Dans un ordre plus empirique, votum a également donné « vote ». Ce qui est formulé là n’est plus un désir que la seule volonté humaine ne suffirait sans doute pas à satisfaire. C’est un choix opéré de manière souveraine, une préférence manifestée de façon sélective entre un nombre limité d’options dans un domaine particulier. Les Français sont invités à se livrer une nouvelle fois au printemps prochain à cet autre exercice « votif ». Les enjeux ne sont pas nuls. Mais, quel que soit le « verdict des urnes », il n’en sortira pas la solution de tous les problèmes ni, inversement, un désastre irrémédiable. Tout cela restera du quantifiable : on comptera les voix, puis l’évaluation de l’action des élus se basera sur des chiffres (indicateurs économiques et sociologiques, statistiques tous azimuts, sondages d’opinion, etc.). Et tout cela restera précaire, car aucun triomphe n’est définitif en politique.

Tous ces calculs qui seront faits n’interdisent pas du tout d’exprimer déjà des souhaits.
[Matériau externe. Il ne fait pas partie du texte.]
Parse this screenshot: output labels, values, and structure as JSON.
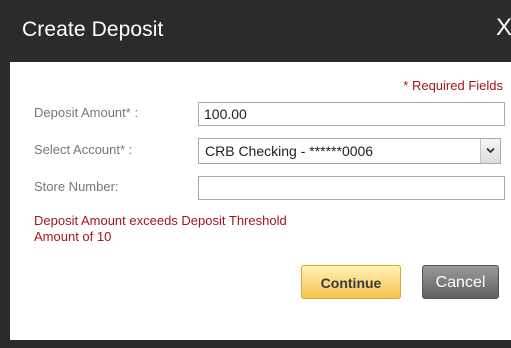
{
  "dialog": {
    "title": "Create Deposit",
    "close_label": "X"
  },
  "form": {
    "required_note": "* Required Fields",
    "deposit_amount_label": "Deposit Amount* :",
    "deposit_amount_value": "100.00",
    "select_account_label": "Select Account* :",
    "select_account_value": "CRB Checking - ******0006",
    "store_number_label": "Store Number:",
    "store_number_value": ""
  },
  "error": {
    "message": "Deposit Amount exceeds Deposit Threshold Amount of 10"
  },
  "buttons": {
    "continue_label": "Continue",
    "cancel_label": "Cancel"
  },
  "icons": {
    "close": "close-icon",
    "dropdown": "chevron-down-icon"
  },
  "colors": {
    "title_bar": "#2b2b2b",
    "error_text": "#a3161c",
    "continue_button": "#f6c44a",
    "cancel_button": "#5f5f5f"
  }
}
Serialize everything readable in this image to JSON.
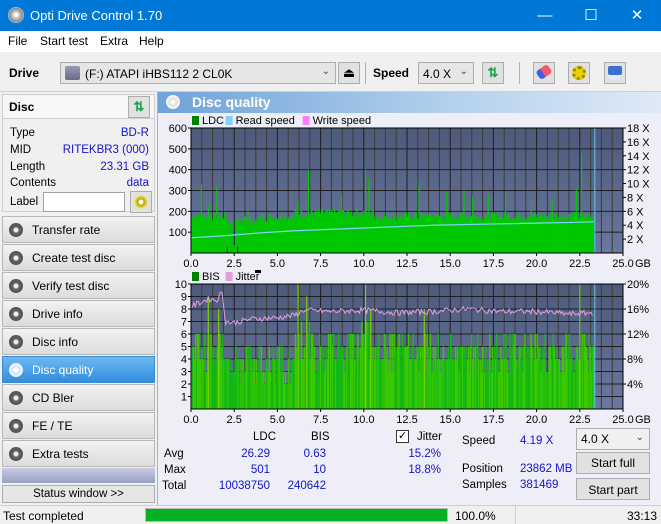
{
  "window": {
    "title": "Opti Drive Control 1.70",
    "minimize": "—",
    "maximize": "☐",
    "close": "✕"
  },
  "menu": [
    "File",
    "Start test",
    "Extra",
    "Help"
  ],
  "toolbar": {
    "drive_label": "Drive",
    "drive_value": "(F:)  ATAPI iHBS112  2 CL0K",
    "speed_label": "Speed",
    "speed_value": "4.0 X",
    "eject_icon": "⏏",
    "refresh_icon": "⇅",
    "eraser_icon": "eraser",
    "settings_icon": "gears",
    "save_icon": "floppy"
  },
  "disc": {
    "header": "Disc",
    "fields": [
      {
        "key": "Type",
        "value": "BD-R"
      },
      {
        "key": "MID",
        "value": "RITEKBR3 (000)"
      },
      {
        "key": "Length",
        "value": "23.31 GB"
      },
      {
        "key": "Contents",
        "value": "data"
      }
    ],
    "label_key": "Label",
    "label_value": ""
  },
  "nav": [
    {
      "label": "Transfer rate",
      "active": false
    },
    {
      "label": "Create test disc",
      "active": false
    },
    {
      "label": "Verify test disc",
      "active": false
    },
    {
      "label": "Drive info",
      "active": false
    },
    {
      "label": "Disc info",
      "active": false
    },
    {
      "label": "Disc quality",
      "active": true
    },
    {
      "label": "CD Bler",
      "active": false
    },
    {
      "label": "FE / TE",
      "active": false
    },
    {
      "label": "Extra tests",
      "active": false
    }
  ],
  "status_window_button": "Status window >>",
  "panel": {
    "title": "Disc quality"
  },
  "chart_data": [
    {
      "type": "area",
      "title": "LDC",
      "legend": [
        "LDC",
        "Read speed",
        "Write speed"
      ],
      "legend_colors": {
        "LDC": "#008000",
        "Read speed": "#87cefa",
        "Write speed": "#ff80ff"
      },
      "xlabel": "GB",
      "x_ticks": [
        "0.0",
        "2.5",
        "5.0",
        "7.5",
        "10.0",
        "12.5",
        "15.0",
        "17.5",
        "20.0",
        "22.5",
        "25.0"
      ],
      "xlim": [
        0,
        25
      ],
      "y_ticks": [
        "100",
        "200",
        "300",
        "400",
        "500",
        "600"
      ],
      "ylim": [
        0,
        600
      ],
      "y2_ticks": [
        "2 X",
        "4 X",
        "6 X",
        "8 X",
        "10 X",
        "12 X",
        "14 X",
        "16 X",
        "18 X"
      ],
      "y2lim": [
        0,
        18
      ],
      "data_end_gb": 23.31,
      "ldc_baseline_segments": [
        {
          "x0": 0.0,
          "x1": 2.0,
          "level": 180
        },
        {
          "x0": 2.0,
          "x1": 4.0,
          "level": 160
        },
        {
          "x0": 4.0,
          "x1": 6.0,
          "level": 175
        },
        {
          "x0": 6.0,
          "x1": 10.5,
          "level": 195
        },
        {
          "x0": 10.5,
          "x1": 23.31,
          "level": 180
        }
      ],
      "ldc_spikes": [
        {
          "x": 0.6,
          "y": 330
        },
        {
          "x": 1.0,
          "y": 230
        },
        {
          "x": 1.5,
          "y": 320
        },
        {
          "x": 2.1,
          "y": 30
        },
        {
          "x": 2.7,
          "y": 30
        },
        {
          "x": 3.3,
          "y": 200
        },
        {
          "x": 6.2,
          "y": 250
        },
        {
          "x": 6.8,
          "y": 400
        },
        {
          "x": 8.7,
          "y": 280
        },
        {
          "x": 10.1,
          "y": 400
        },
        {
          "x": 10.3,
          "y": 360
        },
        {
          "x": 13.2,
          "y": 340
        },
        {
          "x": 14.8,
          "y": 290
        },
        {
          "x": 15.8,
          "y": 300
        },
        {
          "x": 16.3,
          "y": 270
        },
        {
          "x": 17.2,
          "y": 280
        },
        {
          "x": 18.2,
          "y": 290
        },
        {
          "x": 19.7,
          "y": 250
        },
        {
          "x": 20.9,
          "y": 260
        },
        {
          "x": 22.3,
          "y": 310
        },
        {
          "x": 22.6,
          "y": 480
        }
      ],
      "read_speed": [
        [
          0,
          2.2
        ],
        [
          2,
          2.5
        ],
        [
          4,
          2.9
        ],
        [
          6,
          3.2
        ],
        [
          8,
          3.4
        ],
        [
          10,
          3.6
        ],
        [
          12,
          3.8
        ],
        [
          14,
          4.0
        ],
        [
          16,
          4.1
        ],
        [
          18,
          4.2
        ],
        [
          20,
          4.3
        ],
        [
          22,
          4.4
        ],
        [
          23.31,
          4.5
        ]
      ]
    },
    {
      "type": "area",
      "title": "BIS",
      "legend": [
        "BIS",
        "Jitter"
      ],
      "legend_colors": {
        "BIS": "#008000",
        "Jitter": "#e0a0e0"
      },
      "xlabel": "GB",
      "x_ticks": [
        "0.0",
        "2.5",
        "5.0",
        "7.5",
        "10.0",
        "12.5",
        "15.0",
        "17.5",
        "20.0",
        "22.5",
        "25.0"
      ],
      "xlim": [
        0,
        25
      ],
      "y_ticks": [
        "1",
        "2",
        "3",
        "4",
        "5",
        "6",
        "7",
        "8",
        "9",
        "10"
      ],
      "ylim": [
        0,
        10
      ],
      "y2_ticks": [
        "4%",
        "8%",
        "12%",
        "16%",
        "20%"
      ],
      "y2lim": [
        0,
        20
      ],
      "data_end_gb": 23.31,
      "bis_levels": [
        {
          "x0": 0.0,
          "x1": 2.0,
          "level": 5
        },
        {
          "x0": 2.0,
          "x1": 6.0,
          "level": 4
        },
        {
          "x0": 6.0,
          "x1": 7.0,
          "level": 6
        },
        {
          "x0": 7.0,
          "x1": 9.5,
          "level": 5
        },
        {
          "x0": 9.5,
          "x1": 10.5,
          "level": 6
        },
        {
          "x0": 10.5,
          "x1": 23.31,
          "level": 5
        }
      ],
      "bis_spikes": [
        {
          "x": 1.0,
          "y": 9
        },
        {
          "x": 1.6,
          "y": 8
        },
        {
          "x": 6.2,
          "y": 10
        },
        {
          "x": 6.7,
          "y": 9
        },
        {
          "x": 10.1,
          "y": 10
        },
        {
          "x": 10.4,
          "y": 8
        },
        {
          "x": 13.5,
          "y": 8
        },
        {
          "x": 22.5,
          "y": 10
        }
      ],
      "jitter": [
        [
          0,
          16.4
        ],
        [
          0.5,
          17.0
        ],
        [
          1.0,
          17.6
        ],
        [
          1.5,
          17.4
        ],
        [
          1.8,
          18.8
        ],
        [
          2.0,
          14.0
        ],
        [
          2.5,
          13.8
        ],
        [
          3.5,
          14.4
        ],
        [
          5.0,
          14.6
        ],
        [
          6.0,
          15.0
        ],
        [
          6.5,
          15.8
        ],
        [
          8.0,
          15.6
        ],
        [
          10.0,
          15.8
        ],
        [
          12.0,
          15.4
        ],
        [
          14.0,
          15.6
        ],
        [
          16.0,
          16.0
        ],
        [
          18.0,
          15.6
        ],
        [
          20.0,
          15.6
        ],
        [
          22.0,
          15.2
        ],
        [
          23.31,
          15.4
        ]
      ]
    }
  ],
  "stats": {
    "col_ldc": "LDC",
    "col_bis": "BIS",
    "jitter_label": "Jitter",
    "jitter_checked": true,
    "rows": [
      {
        "label": "Avg",
        "ldc": "26.29",
        "bis": "0.63",
        "jitter": "15.2%"
      },
      {
        "label": "Max",
        "ldc": "501",
        "bis": "10",
        "jitter": "18.8%"
      },
      {
        "label": "Total",
        "ldc": "10038750",
        "bis": "240642",
        "jitter": ""
      }
    ],
    "speed_label": "Speed",
    "speed_value": "4.19 X",
    "position_label": "Position",
    "position_value": "23862 MB",
    "samples_label": "Samples",
    "samples_value": "381469",
    "speed_select": "4.0 X",
    "start_full": "Start full",
    "start_part": "Start part"
  },
  "statusbar": {
    "text": "Test completed",
    "progress": 100.0,
    "progress_text": "100.0%",
    "time": "33:13"
  }
}
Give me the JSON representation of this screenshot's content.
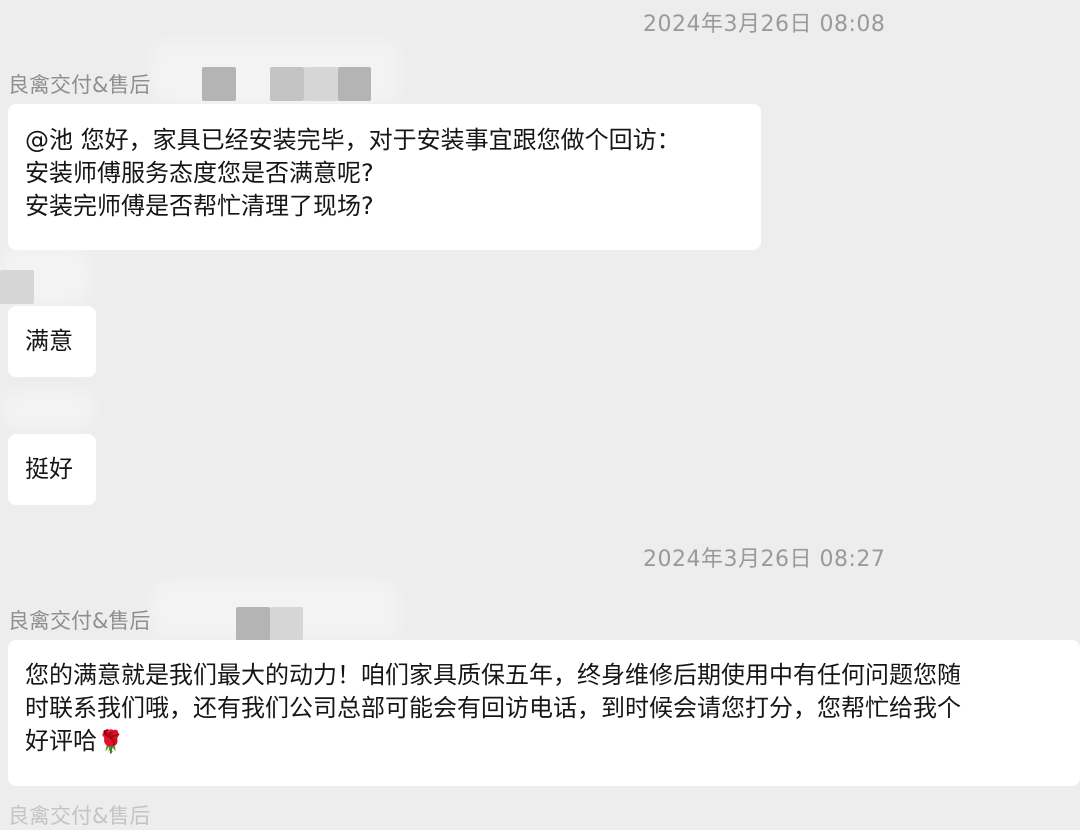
{
  "messages": [
    {
      "type": "timestamp",
      "text": "2024年3月26日 08:08"
    },
    {
      "type": "sender",
      "text": "良禽交付&售后"
    },
    {
      "type": "incoming",
      "lines": [
        "@池 您好，家具已经安装完毕，对于安装事宜跟您做个回访：",
        "安装师傅服务态度您是否满意呢?",
        "安装完师傅是否帮忙清理了现场?"
      ]
    },
    {
      "type": "incoming",
      "lines": [
        "满意"
      ]
    },
    {
      "type": "incoming",
      "lines": [
        "挺好"
      ]
    },
    {
      "type": "timestamp",
      "text": "2024年3月26日 08:27"
    },
    {
      "type": "sender",
      "text": "良禽交付&售后"
    },
    {
      "type": "incoming",
      "lines": [
        "您的满意就是我们最大的动力！咱们家具质保五年，终身维修后期使用中有任何问题您随",
        "时联系我们哦，还有我们公司总部可能会有回访电话，到时候会请您打分，您帮忙给我个",
        "好评哈"
      ],
      "trailing_emoji": "🌹"
    },
    {
      "type": "sender",
      "text": "良禽交付&售后"
    }
  ]
}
Au contraire : les votes ne rendent pas superflus les vœux et donc les prières. La première espérance à partager est probablement qu’une alliance circonstancielle de dogmatismes et d’égoïsmes ne l’emportera pas sur le souci du bien commun et de la dignité de chaque personne, non seulement dans la communauté nationale, mais encore sous tous les horizons. Le propre des élections est de diviser un peuple. Elles ne créent pas les oppositions ; elles les révèlent et les cristallisent ; tout au plus, elles les exaspèrent. Le « vivre ensemble » doit ensuite se reconstruire autour d’une certaine communion. Et ce qui peut la réaliser n’est pas un minimum aussi tacite que possible, bricolé à force d’omissions et de compromis, mais un accord plus qu’implicite sur les raisons qui font que la vie vaut la peine d’être vécue, même si le tragique ne peut en être totalement évacué.

Et d’autres souhaits encore

Ce qui conduit à former d’autres vœux. D’abord celui que sera honnêtement reconnu le rôle de la foi chrétienne, qui ne revendique aucun pouvoir, dans le développement de la culture contemporaine, aux niveaux scientifique et technologique aussi bien qu’artistique et politique, au point que la rejeter dans la sphère du privé en escomptant qu’elle disparaîtra condamnerait à deux capitulations : d’une part abandonner l’humain et la société à ce que peuvent en faire les manipulations disponibles (biologiques ou publicitaires) ; d’autre part renoncer à comprendre et donc subir désarmés le « retour du religieux », qu’il soit islamique, hindouiste, bouddhiste, syncrétiste, identitaire ou simplement superstitieux.

À ce propos, il faut prier pour les musulmans. La vie n’est pas facile pour eux. Il leur faudra sans doute du temps pour redécouvrir et purifier les sources de leurs pratiques. Pour l’heure, ce n’est pas contre l’Occident sécularisé qu’ils se tournent en premier, mais bien plus systématiquement et massivement les uns contre les autres au Moyen Orient. Tout impressionnant qu’il soit, le terrorisme djihadiste fait figure d’exportations sporadiques et anarchiques de haines meurtrières qui se déploient sans frein là où sont nées les premières grandes civilisations et où sont broyées les minorités (chrétiennes, bahaïste, yézidiste, etc.). Et il n’y a pas que la Syrie et l’Irak, mais encore le Yémen, la Libye, l’Afghanistan…

Il y a bien d’autres vœux à faire. Il suffit de vouloir et, comme l’imagination cale vite, de regarder autour de soi et de voir où la volonté de Dieu est ignorée ou risque de l’être. C’est alors que le souhait prend forme, que le désir désintéressé du bien d’autrui se transforme en prière et que le règne de Dieu se rapproche.